Hello, my name is Michelle. I'm 35 years old and have already been diagnosed with six rare medical conditions. I find this very difficult to do, because I like to keep my private life private...I don't want people to judge me based on my medical conditions, or think I can't be a very productive member of society. All of this happened fairly recently, within the last 5 to 7 years ,one after the other, and it's taken a great toll on my body. I consider myself fortunate, because at least two of my conditions can lead to paralysis or death, but they have caused me significant strife. One of the major adverse side effects of my conditions is that my teeth are literally deteriorating from the inside out...every one of them. This has led to significant bone loss, multiple infections, tooth loss, speech changes, extreme self consciousness, inability to eat, and lots of money spent on unnecessary procedures that fail within months of receiving them; money I don't have.

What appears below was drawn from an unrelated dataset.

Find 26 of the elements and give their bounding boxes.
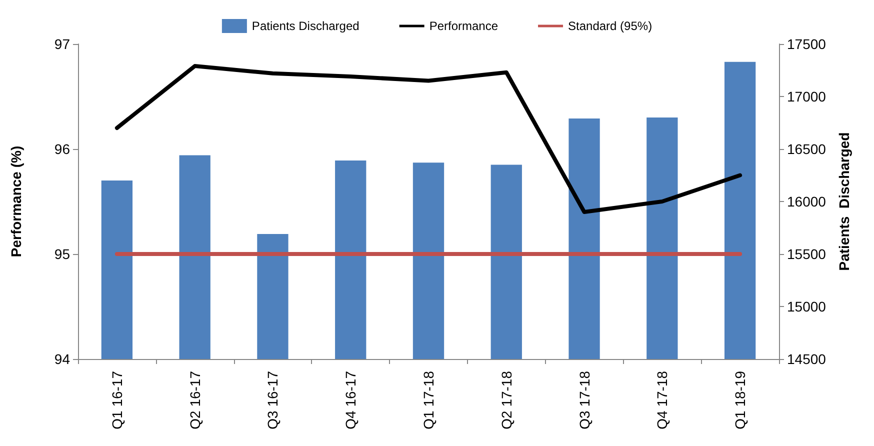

I just recently underwent my latest surgery, heart surgery for a very rare cardiac disease called brugada syndrome, a condition that can cause sudden death...something that they speculate could've been caused or "turned on" by my mouth ailments. Before that, I've had major brain surgery, back surgery, cervical cancer surgery, and endured the day to day challenges of having multiple rare diseases that effect my whole body, and specifically my teeth.
Throughout everything, I've kept my spirits high, and strive to become better than I was yesterday. Most of my conditions can be hid from the general public, which I make a point to do, but having such advanced tooth deterioration has made me become extremely self conscious, and in constant pain. I'm an ER RN of 10 years who now works in the field of aesthetics and wellness, so I work up close and personal with people all day. My job is to make people healthy and beautiful, and I'm ashamed to smile with my teeth showing because of how they look. Everyday I wake up to a new problem; broken teeth, infections, broken crowns and bridges, severe jaw pain, headaches, and extreme self consciousness. My jaw is out of alignment, I've developed a lisp, and have severe TMJ complications. I am an extrovert by nature, but in the last two years where my teeth have undergone a major decline, I've become more introverted and embarrassed.
I've visited many dentists, endodontists, cosmetic dentists, periodontists, etc. The prevailing opinion is that my teeth are so far gone, I need them all extracted and have a full mouth restoration to prevent any further bone loss, or possible secondary diseases or conditions directly related to the condition of my teeth and gums.
Sadly, this procedure will cost me $50,000, a sum that it far too high for me to afford. Even though I have many medical conditions, I work full time and always try to keep positive...but that is getting harder and harder by the day. I am also financially responsible for my ill parents, so any money I make goes to their care.
I'm a very proud person, so this is extremely awkward and humbling to ask for help with anything, much less money. However I am desperate for relief, some good fortune, and a new lease on life.
So here I am asking for help, and putting myself out there in hopes I can be the blessed recipient of all of you generous people out there.
Thank you so much for taking the time to read this, and I am eternally grateful for any help I may receive.
With all my everlasting gratitude,
*profile picture was taken a couple years ago, before my mouth situation greatly deteriorated.